Consistency and accuracy tests
To test the consistency and accuracy of our software, we used simulated data and empirical datasets as control data. To obtain simulated data, we used the embedded simulator that can also be used for testing and teaching purposes (Tab Simulation, see Documentation).
First, we perform consistency test of GenAPoPop with the output of Spagedi reference software (Hardy & Vekemans 2001) on four basic population genetic indices (Ae, He, Ho, Rhost). We simulated four test datasets simple enough to be checked by hand calculations for unit testing. For further and future unit testing, the raw datasets were deposited on the European general-purpose open repository Zenodo (Barloy et al. 2022). These four scenarios correspond respectively to panmictic (A), highly selfed (B), highly clonal (C) and half-clonal-half-selfed (D) reproductive modes. Quantitative values are explicitly indicated in the two first lines of the datasets. In each scenario, we simulated two connected populations of 100 individuals each with a migration rate of 0.01 and mutating at a rate of 0.01, genotyped at 10 SNPs, 1000 generations after an initial randomly drawing population. For each scenario, we recorded the populations’ genotyping states over two consecutive generations (generations 1000 and 1001). In addition, we tested GenAPoPop on two field datasets genotyped with confident allele dosage, one SNPs set from the autotetraploid genome part of Ludwigia grandiflora subsp. hexapetala (hereafterLgh , Genitoni et al. 2020) and one microsatellite set from the autotetraploid artic sea anemone Aulactinia stella (hereafterAs , Bocharova et al. 2018). These two datasets are genetic samples of larger metapopulations genotyped with confident allele dosage, including missing alleles and genotypes, and including some loci fixed in one of the populations. We draw attention of users that the different softwares present different ways to handle fixed, missing alleles and genotypes.
Second, to analyse how population genetic indices of a snapshot of genotyped populations behave in autopolyploids and how they compare to diploids as reported in Stoeckel et al. 2021, we simulated 6300 different datasets following 21 reproductive mode scenarios and three different ploidies (2,4 and 6). Each reproductive scenario at one ploidy level was independently simulated a hundred times to get a confident picture of the range of the possible genetic trajectories. Each of the 21 different reproductive mode scenarios consists on a triplet of values including one rate of clonality, one rate of selfing and one complementary rate of allogamy, the three rates necessarily summing to one. Rates of clonality, selfing and allogamy took complementary values of all the possible combinations within the set [0., 0.2, 0.4, 0.6, 0.8, 1.], constrained to sum to one. For example, one scenario was (rate of clonality=0.2, rate of selfing=0.4, rate of allogamy=0.4). Hereafter, for easier representation, we reported couple of rates of clonality and of selfing in figures and text, implicitly considering that rate of allogamy was one minus the rates of clonality and selfing. In each scenario, we simulated two connected populations of 100 individuals each with a migration rate of 0.01 and mutating at a rate of 0.01, genotyped at 30 markers with 4 possible alleles randomly introduced within individuals in the first generation with the same frequency. Analysed datasets were recorded 1000 generations after the initial generation, corresponding to 5 times the overall instantaneous population size (N=200). Distributions of population genetic indices obtained with the 21 reproductive modes and 3 ploidy levels were reported as violin plots, each made from one hundred independent simulations.

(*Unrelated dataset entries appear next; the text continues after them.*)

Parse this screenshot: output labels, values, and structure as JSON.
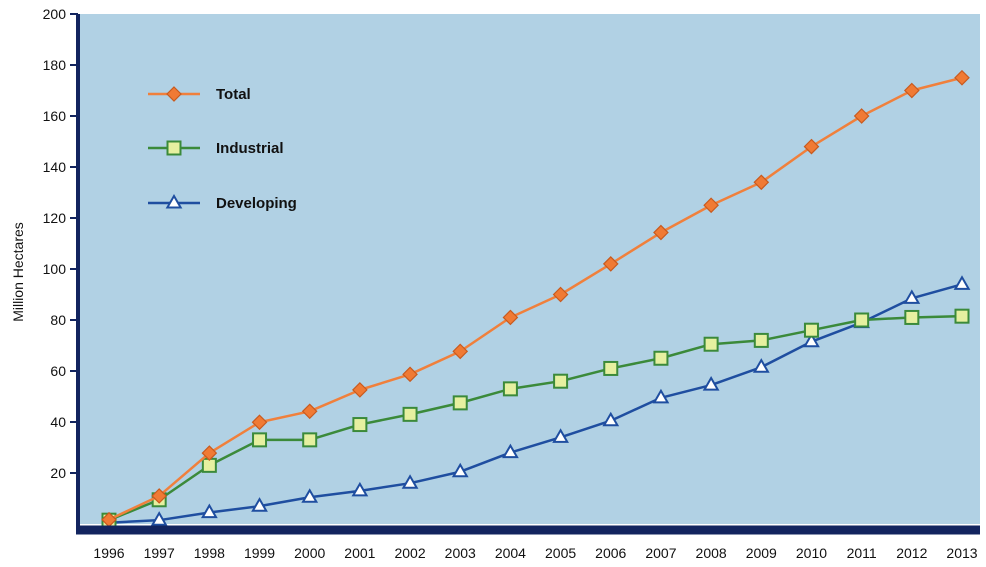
{
  "chart_data": {
    "type": "line",
    "title": "",
    "xlabel": "",
    "ylabel": "Million Hectares",
    "x": [
      "1996",
      "1997",
      "1998",
      "1999",
      "2000",
      "2001",
      "2002",
      "2003",
      "2004",
      "2005",
      "2006",
      "2007",
      "2008",
      "2009",
      "2010",
      "2011",
      "2012",
      "2013"
    ],
    "ylim": [
      0,
      200
    ],
    "yticks": [
      20,
      40,
      60,
      80,
      100,
      120,
      140,
      160,
      180,
      200
    ],
    "grid": false,
    "legend_position": "top-left",
    "background_color": "#b1d1e4",
    "axis_color": "#12245f",
    "series": [
      {
        "name": "Total",
        "marker": "diamond",
        "color": "#f0803c",
        "marker_fill": "#f07a34",
        "values": [
          1.7,
          11,
          27.8,
          39.9,
          44.2,
          52.6,
          58.7,
          67.7,
          81,
          90,
          102,
          114.3,
          125,
          134,
          148,
          160,
          170,
          175
        ]
      },
      {
        "name": "Industrial",
        "marker": "square",
        "color": "#3b8a3a",
        "marker_fill": "#e6f0a0",
        "values": [
          1.5,
          9.5,
          23,
          33,
          33,
          39,
          43,
          47.5,
          53,
          56,
          61,
          65,
          70.5,
          72,
          76,
          80,
          81,
          81.5
        ]
      },
      {
        "name": "Developing",
        "marker": "triangle",
        "color": "#1f4ea0",
        "marker_fill": "#ffffff",
        "values": [
          0.5,
          1.5,
          4.5,
          7,
          10.5,
          13,
          16,
          20.5,
          28,
          34,
          40.5,
          49.5,
          54.5,
          61.5,
          71.5,
          79,
          88.5,
          94
        ]
      }
    ]
  }
}
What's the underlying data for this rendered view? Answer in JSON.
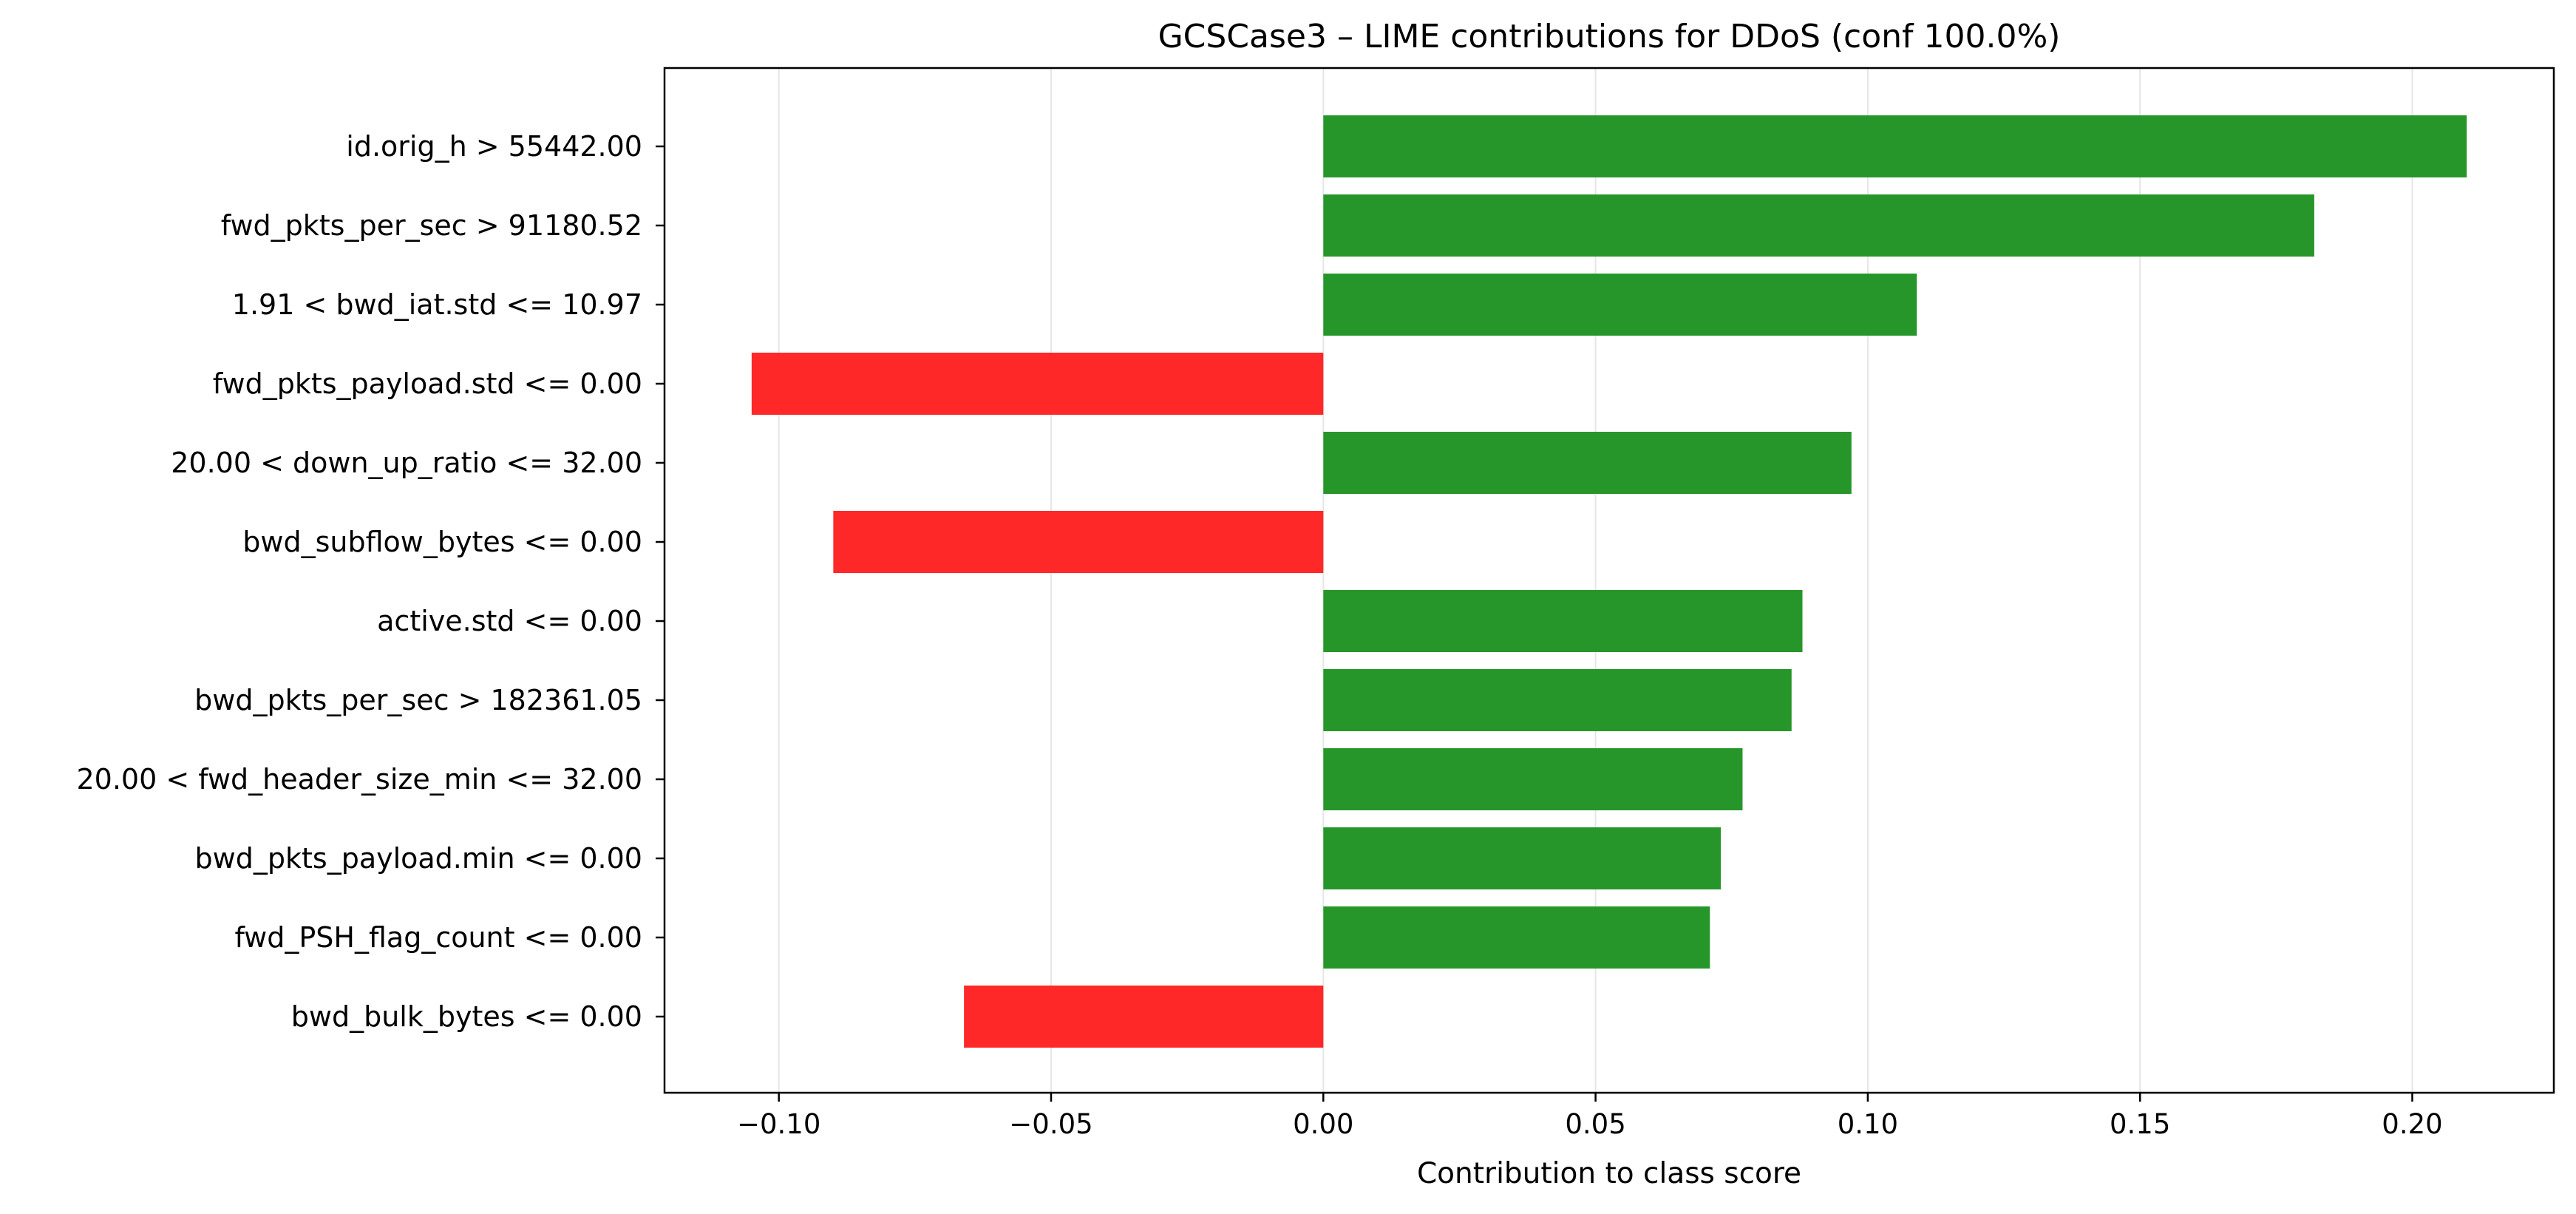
{
  "chart_data": {
    "type": "bar",
    "orientation": "horizontal",
    "title": "GCSCase3 – LIME contributions for DDoS (conf 100.0%)",
    "xlabel": "Contribution to class score",
    "ylabel": "",
    "xlim": [
      -0.121,
      0.226
    ],
    "xticks": [
      -0.1,
      -0.05,
      0.0,
      0.05,
      0.1,
      0.15,
      0.2
    ],
    "xtick_labels": [
      "−0.10",
      "−0.05",
      "0.00",
      "0.05",
      "0.10",
      "0.15",
      "0.20"
    ],
    "grid": "vertical",
    "legend": "none",
    "colors": {
      "positive": "#27962a",
      "negative": "#fe2828",
      "grid": "#e6e6e6",
      "axis": "#000000"
    },
    "categories": [
      "id.orig_h > 55442.00",
      "fwd_pkts_per_sec > 91180.52",
      "1.91 < bwd_iat.std <= 10.97",
      "fwd_pkts_payload.std <= 0.00",
      "20.00 < down_up_ratio <= 32.00",
      "bwd_subflow_bytes <= 0.00",
      "active.std <= 0.00",
      "bwd_pkts_per_sec > 182361.05",
      "20.00 < fwd_header_size_min <= 32.00",
      "bwd_pkts_payload.min <= 0.00",
      "fwd_PSH_flag_count <= 0.00",
      "bwd_bulk_bytes <= 0.00"
    ],
    "values": [
      0.21,
      0.182,
      0.109,
      -0.105,
      0.097,
      -0.09,
      0.088,
      0.086,
      0.077,
      0.073,
      0.071,
      -0.066
    ]
  }
}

Third, to test the accuracy and precision of ClonEstiMatePoly method to jointly infer rates of clonality, selfing and allogamy in autopolyploid populations genotyped at two-time step, we simulated again 6300 different datasets following the same 21 reproductive mode scenarios, for diploid, tetraploid and hexaploid populations. For each quantitative reproductive mode (i.e. , a precise couple of values of one rate of clonality and one rate of selfing), we simulated 100 couples of populations, each of size N=100, mutating at a rate 1/N and exchanging migrants at a rate of 1/N, over 1000 generations. We submitted the genotypes found in parents (generation 999) and in their descendants (generation 1000) to ClonEstiMatePoly with flat priors to get the inferred posterior distribution of the joint rates of clonality and selfing. The 100 posterior distributions per couple of rates of clonality and selfing were summed and reported as a confusion matrix for ploidy 2, 4 and 6.
All the results were aggregated and deposited in Barloy et al. (2022).